The cigar photographs on Cuban Cigar Website come from a number of different sources of different photographic standards.
The oldest photographs originate from Cubatabaco catalogues. These images are highly doctored, with perfectly straight edges and wrappers. Modern Habanos S.A. images are often entirely Photoshop creations, and these may have been the 1970s equivalent. They are low resolution, around 75dpi, which is too low for even low-quality printing. These images are generally limited to cigars that were discontinued before 2005.
Between 2010 and 2012, all available cigars were photographed with a high-quality camera and light box. These images are available at approximately 250dpi, which is adequate for the web, but too low for high-quality printing. This is the majority of photos of Cuban Cigar Website.
Since 2017, cigars have been photographed with a high-quality camera and lighting setup, and are available at very high resolutions (up to 750dpi) - high enough for professional art prints at any scale.
This is the current setup used for the cigar photos on Cuban Cigar Website.
The lightbox is a Foldio2 Plus with Halo bars (the movable front lights).

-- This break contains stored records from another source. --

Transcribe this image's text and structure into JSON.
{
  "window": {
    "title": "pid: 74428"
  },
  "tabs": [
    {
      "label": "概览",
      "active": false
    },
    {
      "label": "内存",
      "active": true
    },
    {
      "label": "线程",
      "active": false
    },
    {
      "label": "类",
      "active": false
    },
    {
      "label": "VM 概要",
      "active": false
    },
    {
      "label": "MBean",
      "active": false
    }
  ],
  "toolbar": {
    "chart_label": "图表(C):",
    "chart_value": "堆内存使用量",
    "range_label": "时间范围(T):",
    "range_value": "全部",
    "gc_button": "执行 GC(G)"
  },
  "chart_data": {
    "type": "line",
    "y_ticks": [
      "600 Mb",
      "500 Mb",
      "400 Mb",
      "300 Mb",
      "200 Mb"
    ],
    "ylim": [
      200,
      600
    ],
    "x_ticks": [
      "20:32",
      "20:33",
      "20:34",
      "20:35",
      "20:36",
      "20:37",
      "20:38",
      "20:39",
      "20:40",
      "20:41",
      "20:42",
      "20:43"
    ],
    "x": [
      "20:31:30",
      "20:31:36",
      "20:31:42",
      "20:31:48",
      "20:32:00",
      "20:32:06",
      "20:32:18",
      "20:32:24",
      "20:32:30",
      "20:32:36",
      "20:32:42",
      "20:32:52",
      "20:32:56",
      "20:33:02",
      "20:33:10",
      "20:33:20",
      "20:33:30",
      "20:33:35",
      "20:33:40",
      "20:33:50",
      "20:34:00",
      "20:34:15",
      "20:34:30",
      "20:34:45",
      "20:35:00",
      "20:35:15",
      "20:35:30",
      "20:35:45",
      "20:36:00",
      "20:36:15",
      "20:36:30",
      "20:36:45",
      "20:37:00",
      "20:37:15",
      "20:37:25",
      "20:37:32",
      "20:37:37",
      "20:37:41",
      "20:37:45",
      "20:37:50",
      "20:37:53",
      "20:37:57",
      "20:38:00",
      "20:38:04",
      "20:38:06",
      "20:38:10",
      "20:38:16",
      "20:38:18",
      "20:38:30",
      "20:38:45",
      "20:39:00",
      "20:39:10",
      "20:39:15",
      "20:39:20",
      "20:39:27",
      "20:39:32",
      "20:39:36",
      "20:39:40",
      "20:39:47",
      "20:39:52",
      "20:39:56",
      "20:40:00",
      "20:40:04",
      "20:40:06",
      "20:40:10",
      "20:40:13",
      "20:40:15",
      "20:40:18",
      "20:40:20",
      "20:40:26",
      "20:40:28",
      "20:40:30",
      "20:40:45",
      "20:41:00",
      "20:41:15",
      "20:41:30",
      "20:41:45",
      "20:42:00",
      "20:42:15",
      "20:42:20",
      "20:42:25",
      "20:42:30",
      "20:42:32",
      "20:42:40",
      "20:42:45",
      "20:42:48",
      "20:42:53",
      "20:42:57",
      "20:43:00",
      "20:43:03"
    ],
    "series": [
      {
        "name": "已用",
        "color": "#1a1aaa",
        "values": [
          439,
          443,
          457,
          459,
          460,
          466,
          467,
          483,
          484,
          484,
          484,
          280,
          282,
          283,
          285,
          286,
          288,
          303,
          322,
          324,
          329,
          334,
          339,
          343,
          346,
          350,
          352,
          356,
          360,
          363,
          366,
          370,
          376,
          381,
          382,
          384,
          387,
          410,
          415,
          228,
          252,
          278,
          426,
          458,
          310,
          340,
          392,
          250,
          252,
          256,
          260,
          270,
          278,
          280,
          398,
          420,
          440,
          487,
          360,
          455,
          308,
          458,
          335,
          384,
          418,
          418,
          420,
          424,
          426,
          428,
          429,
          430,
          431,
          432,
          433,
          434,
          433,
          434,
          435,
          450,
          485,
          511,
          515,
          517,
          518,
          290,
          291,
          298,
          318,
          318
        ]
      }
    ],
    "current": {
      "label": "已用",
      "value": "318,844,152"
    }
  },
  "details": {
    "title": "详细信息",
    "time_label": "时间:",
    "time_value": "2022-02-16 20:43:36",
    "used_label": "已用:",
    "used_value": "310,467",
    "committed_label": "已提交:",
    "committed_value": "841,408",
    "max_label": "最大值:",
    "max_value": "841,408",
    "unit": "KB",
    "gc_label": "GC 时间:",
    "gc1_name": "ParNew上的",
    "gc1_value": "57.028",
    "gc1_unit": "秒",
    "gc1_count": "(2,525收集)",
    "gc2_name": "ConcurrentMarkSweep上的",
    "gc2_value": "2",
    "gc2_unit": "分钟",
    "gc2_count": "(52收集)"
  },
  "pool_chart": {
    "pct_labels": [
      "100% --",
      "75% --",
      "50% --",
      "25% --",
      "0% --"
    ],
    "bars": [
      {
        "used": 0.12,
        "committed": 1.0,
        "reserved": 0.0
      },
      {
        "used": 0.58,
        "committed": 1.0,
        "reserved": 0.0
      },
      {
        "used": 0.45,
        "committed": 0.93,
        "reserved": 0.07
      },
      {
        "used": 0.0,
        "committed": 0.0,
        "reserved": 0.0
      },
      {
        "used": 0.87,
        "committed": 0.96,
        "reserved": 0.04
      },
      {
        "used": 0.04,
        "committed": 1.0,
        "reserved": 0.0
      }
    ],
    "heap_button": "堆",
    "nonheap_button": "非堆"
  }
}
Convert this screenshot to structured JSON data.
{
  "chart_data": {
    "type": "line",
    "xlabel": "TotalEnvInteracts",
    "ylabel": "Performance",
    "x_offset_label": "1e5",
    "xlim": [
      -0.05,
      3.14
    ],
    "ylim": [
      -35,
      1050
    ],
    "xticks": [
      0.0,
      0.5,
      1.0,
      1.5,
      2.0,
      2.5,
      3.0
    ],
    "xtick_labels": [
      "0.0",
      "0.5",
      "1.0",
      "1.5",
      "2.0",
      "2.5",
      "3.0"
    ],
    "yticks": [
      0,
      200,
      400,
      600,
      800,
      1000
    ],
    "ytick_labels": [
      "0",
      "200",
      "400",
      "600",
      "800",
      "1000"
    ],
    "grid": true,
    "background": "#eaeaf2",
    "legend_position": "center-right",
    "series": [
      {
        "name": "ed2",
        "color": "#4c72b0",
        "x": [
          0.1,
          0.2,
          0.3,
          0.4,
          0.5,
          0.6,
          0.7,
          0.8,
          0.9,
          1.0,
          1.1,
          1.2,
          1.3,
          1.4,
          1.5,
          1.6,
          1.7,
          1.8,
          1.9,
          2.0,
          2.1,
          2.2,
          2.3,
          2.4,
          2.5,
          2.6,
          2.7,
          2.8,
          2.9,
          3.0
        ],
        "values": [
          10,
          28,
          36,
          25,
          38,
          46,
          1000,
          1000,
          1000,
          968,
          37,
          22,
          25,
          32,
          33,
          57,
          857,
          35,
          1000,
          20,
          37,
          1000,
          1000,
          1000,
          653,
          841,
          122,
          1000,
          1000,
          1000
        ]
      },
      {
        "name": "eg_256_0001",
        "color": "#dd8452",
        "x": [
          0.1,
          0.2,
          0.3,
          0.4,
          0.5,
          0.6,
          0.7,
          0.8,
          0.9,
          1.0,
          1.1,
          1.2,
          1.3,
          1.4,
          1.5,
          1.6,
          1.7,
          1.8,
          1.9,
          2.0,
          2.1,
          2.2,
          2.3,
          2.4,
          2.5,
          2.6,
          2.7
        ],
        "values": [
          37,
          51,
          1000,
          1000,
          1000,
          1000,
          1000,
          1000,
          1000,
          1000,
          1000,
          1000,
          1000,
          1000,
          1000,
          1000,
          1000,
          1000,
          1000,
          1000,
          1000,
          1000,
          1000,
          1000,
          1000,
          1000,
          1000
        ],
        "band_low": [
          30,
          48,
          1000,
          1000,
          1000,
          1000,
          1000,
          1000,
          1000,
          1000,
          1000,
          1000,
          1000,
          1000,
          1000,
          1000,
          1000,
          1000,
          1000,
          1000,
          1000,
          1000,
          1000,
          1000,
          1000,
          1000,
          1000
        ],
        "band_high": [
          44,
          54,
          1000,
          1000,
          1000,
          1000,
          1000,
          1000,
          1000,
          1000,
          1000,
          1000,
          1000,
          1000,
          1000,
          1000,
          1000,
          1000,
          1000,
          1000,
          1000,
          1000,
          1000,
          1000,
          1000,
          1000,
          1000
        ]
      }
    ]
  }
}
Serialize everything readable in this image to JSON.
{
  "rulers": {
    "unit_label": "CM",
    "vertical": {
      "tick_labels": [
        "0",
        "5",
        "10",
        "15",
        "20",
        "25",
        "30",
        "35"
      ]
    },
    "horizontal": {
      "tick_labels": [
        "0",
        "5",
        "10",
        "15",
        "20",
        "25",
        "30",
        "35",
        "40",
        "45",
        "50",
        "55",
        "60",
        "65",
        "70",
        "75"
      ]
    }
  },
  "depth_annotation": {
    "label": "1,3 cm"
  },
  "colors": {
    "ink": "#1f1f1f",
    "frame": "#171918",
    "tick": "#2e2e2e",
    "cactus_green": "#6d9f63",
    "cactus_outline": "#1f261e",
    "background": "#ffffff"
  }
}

Originally, a more cumbersome setup with a large light tent with full size lights in soft boxes was used, and still occasionally is when photographing a large humidor or similar, but in general the Foldio delivers better results and is much more convenient to store and setup.
The stand is homemade, and enables the cigar to be lit evenly and without shadows. The other way to accomplish this would be a flat lay, with the subject on a white surface, lit from above and all sides, and the camera pointing directly down on it. The base of the stand is an A4 6mm sheet of acrylic, the weight of which gives the stand stability. The large size of the base also aids with aligning the stand with the front edge of the lightbox (and the camera) to ensure a perfectly straight on photograph. The poles are cut from a 1m rod of 1cm diameter acrylic. The tops of the poles are slightly notched to retain the cigar so it doesn't need to be delicately positioned. This makes it easy to rotate the cigar so that the band is centred, which can be tricky when using a flat lay, particularly with box pressed cigars.
The camera is a Sony A7R III. Realistically, this camera is pretty overkill for product photography, however it is the large sensor that makes the high-resolution images possible.
The lens used is a FE 90mm F2.8 Macro G OSS. This can capture the fine hairs and texture of the tobacco, and the ink bleed on the band printing. For specialist shots it can be positioned close up, where it can capture the structure of mould on the leaf, or any other tiny detail.
This is what the untouched photographs look like. The cigar is fairly evenly lit, in focus, and straight on with no lens or perspective distortion. The background can be selected and removed cleanly in just a few clicks.
The cigar is lit from a single light source (in this case bright sunlight through a window), giving very uneven light across the surface, and deep shadows that would be nearly impossible to remove with Photoshop. The solution to this is to light the cigar from multiple directions with similar brightness (ideally in a lightbox).
Textured backgrounds are particularly difficult to remove cleanly.
Camera lenses, particularly those found on mobile phones, can distort images towards their extremities. In this case, the foot of the cigar is considerably bowed out. On the band, the bottom edge is close to a straight line, while the top edge is curved. The best solution to this is a wide-angle lens, however where that is not possible, moving the camera further away so that the subject only occupies in the centre of the frame should reduce the distortion (at the cost of reduced final image resolution).